Security Considerations and Known Attacks
- NEA0/NIA0 downgrade attacks: An active attacker (fake base station) could attempt to force the UE to use null encryption. 5G mitigates this because NAS integrity (NIA) is established before encryption, and the Security Mode Command itself is integrity-protected. The UE rejects any NAS SMC requesting NIA0 unless it is an emergency call context.
- Key reuse (COUNT wrap-around): If the PDCP COUNT (32 bits) wraps around, the same keystream would be reused, enabling a known-plaintext attack. At maximum 5G NR throughput, COUNT wrap-around occurs after approximately 4 billion packets -- operators must trigger a key refresh (intra-cell handover or re-authentication) before this threshold.

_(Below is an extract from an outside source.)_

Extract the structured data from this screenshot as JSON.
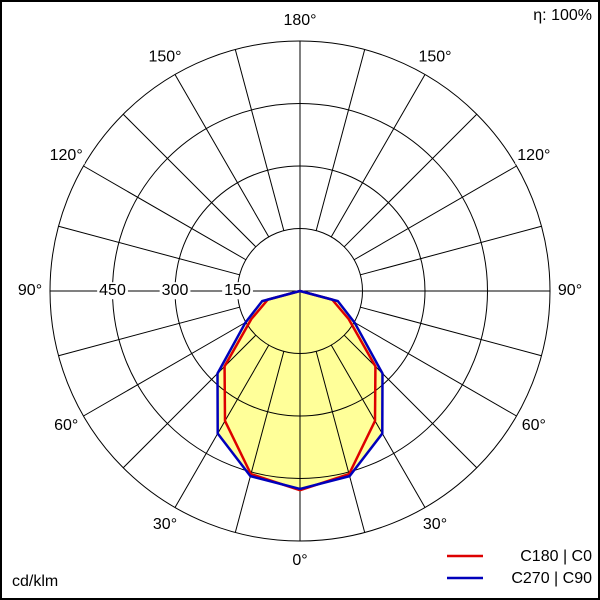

- Algorithm agility: The 5G framework supports adding new algorithms (NEA4, NIA4, etc.) without changing the architecture. This forward-compatibility is critical for the eventual transition to post-quantum algorithms, which 3GPP is studying under TR 33.870 (Study on post-quantum cryptography).
Key Takeaway: 5G defines three encryption algorithms (NEA1/SNOW, NEA2/AES, NEA3/ZUC) and three integrity algorithms (NIA1/NIA2/NIA3), all operating on 128-bit keys derived from the USIM root key K via HMAC-SHA-256. NEA2/NIA2 (AES-based) is the de facto global standard due to 3--5x performance advantage from hardware acceleration. 5G mandates integrity protection on both NAS and RRC signaling, and introduces optional user-plane integrity protection -- a critical security improvement over 4G LTE. Operator data from Deutsche Telekom and SK Telecom confirms 99.7%+ adoption of AES-based algorithms with zero reported downgrade attacks in production 5G SA networks.